B. Motion for Summary Judgment

Under Federal Rule of Civil Procedure 56(a), the Court must grant a motion for summary judgment “if the movant shows that there is no genuine dispute as to any material fact and the movant is entitled to judgment as a matter of law.” Fed.R.Civ.P. 56(a). A fact is material if it “might affect the outcome of the suit under the governing law.” Anderson v. Liberty Lobby, Inc., 477 U.S. 242, 248 (1986). And an issue is genuine “if the evidence is such that a reasonable jury could return a verdict for the nonmoving party.” Id. Plaintiff, as the moving party, “has the burden of demonstrating that no genuine issue of material fact exists.” EMA Fin., LLC v. Flitways Tech., Inc., No. 20-CV-324, 2022 WL 1910078, at *2 (S.D.N.Y. June 3, 2022) (citing Marvel Characters, Inc. v. Simon, 310 F.3d 280, 286 (2d Cir. 2002)). In deciding whether such a showing has been made, here, the Court resolves all ambiguities and draws all permissible inferences in favor of Defendants, against whom summary judgment is sought. Friend v. Gasparino, 61 F.4th 77, 84 (2d Cir. 2023).

III. Discussion

A. Discretion in the Plan

When reviewing the denial of certain benefits under ERISA, the Court “give[s] effect to [a plan's] unambiguous meaning to the extent that one exists.” Buckley v. Slocum Dickson Med. Grp., PLLC, 585 Fed.Appx. 789, 793 (2d Cir. 2014) (citing O'Neil v. Ret. Plan for Salaried Employees of RKO Gen., 37 F.3d 55, 58-59 (2d Cir. 1994)). The Court applies a “de novo standard of review” in reviewing a plan administrator's interpretation of “unambiguous plan terms” because “unambiguous language leaves no room for the exercise of discretion.” Soto v. Disney Severance Pay Plan, 26 F.4th 114, 121 (2d Cir. 2022) (quoting O'Neil, 37 F.3d at 59)).

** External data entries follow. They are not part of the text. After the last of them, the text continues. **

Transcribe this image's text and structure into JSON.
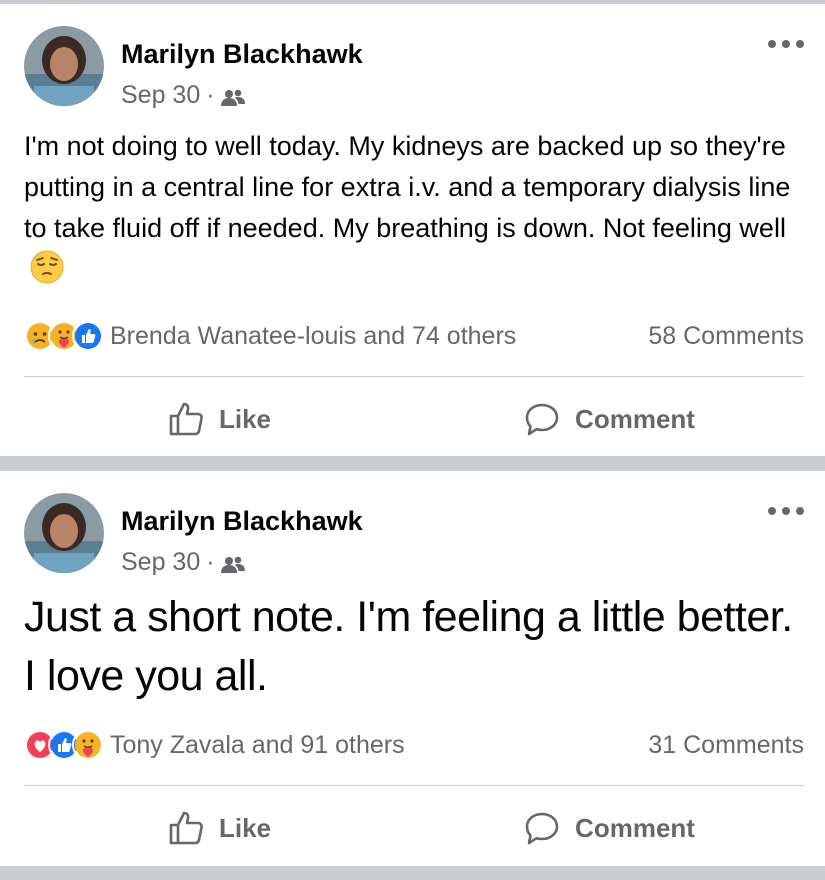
{
  "posts": [
    {
      "author": "Marilyn Blackhawk",
      "date": "Sep 30",
      "separator": "·",
      "audience_icon": "friends-icon",
      "text": "I'm not doing to well today. My kidneys are backed up so they're putting in a central line for extra i.v. and a temporary dialysis line to take fluid off if needed. My breathing is down. Not feeling well",
      "text_emoji": "pensive-face",
      "reactions": [
        "sad",
        "care",
        "like"
      ],
      "reaction_summary": "Brenda Wanatee-louis and 74 others",
      "comments": "58 Comments",
      "like_label": "Like",
      "comment_label": "Comment"
    },
    {
      "author": "Marilyn Blackhawk",
      "date": "Sep 30",
      "separator": "·",
      "audience_icon": "friends-icon",
      "text": "Just a short note. I'm feeling a little better. I love you all.",
      "reactions": [
        "love",
        "like",
        "care"
      ],
      "reaction_summary": "Tony Zavala and 91 others",
      "comments": "31 Comments",
      "like_label": "Like",
      "comment_label": "Comment"
    }
  ],
  "colors": {
    "feed_background": "#c9ccd1",
    "secondary_text": "#65676b",
    "like_blue": "#1877f2",
    "love_red": "#f33e58",
    "reaction_yellow": "#f7b125"
  }
}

If the plan language is ambiguous, the Court also reviews it “under a de novo standard unless the benefit plan gives the administrator . . . discretionary authority to determine eligibility for benefits or to construe the terms of the plan.” Firestone Tire & Rubber Co. v. Bruch, 489 U.S. 101, 115 (1989); see also O'Neil, 37 F.3d at 59. “[P]lans investing the administrator with broad discretionary authority to determine eligibility are reviewed under the arbitrary and capricious standard.” Celardo v. GNY Auto. Dealers Health & Welfare Tr., 318 F.3d 142, 145 (2d Cir. 2003) (citing Firestone Tire & Rubber Co., 489 U.S. at 115). Under the arbitrary and capricious standard, “[a] court may overturn a plan administrator's decision to deny benefits only if the decision was ‘without reason, unsupported by substantial evidence or erroneous as a matter of law.'” Id. at 146 (quoting Pagan v. NYNEX Pension Plan, 52 F.3d 438, 442 (2d Cir. 1995)). “Substantial evidence is such evidence that a reasonable mind might accept as adequate to support the conclusion reached by the administrator and requires more than a scintilla but less than a preponderance.” Durakovic v. Bldg. Serv. 32 BJ Pension Fund, 609 F.3d 133, 141 (2d Cir. 2010) (internal citations and quotation marks omitted). “Where both the plan administrator and a spurned claimant offer rational, though conflicting, interpretations of plan provisions, the administrator's interpretation must be allowed to control.” McCauley v. First Unum Life Ins. Co., 551 F.3d 126, 132 (2d Cir. 2008) (internal citations and quotation marks omitted). “Nevertheless, where the administrator imposes a standard not required by the plan's provisions, or interprets the plan in a manner inconsistent with its plain words, its actions may well be found to be arbitrary and capricious.” Id. at 133 (internal citations and quotation marks omitted).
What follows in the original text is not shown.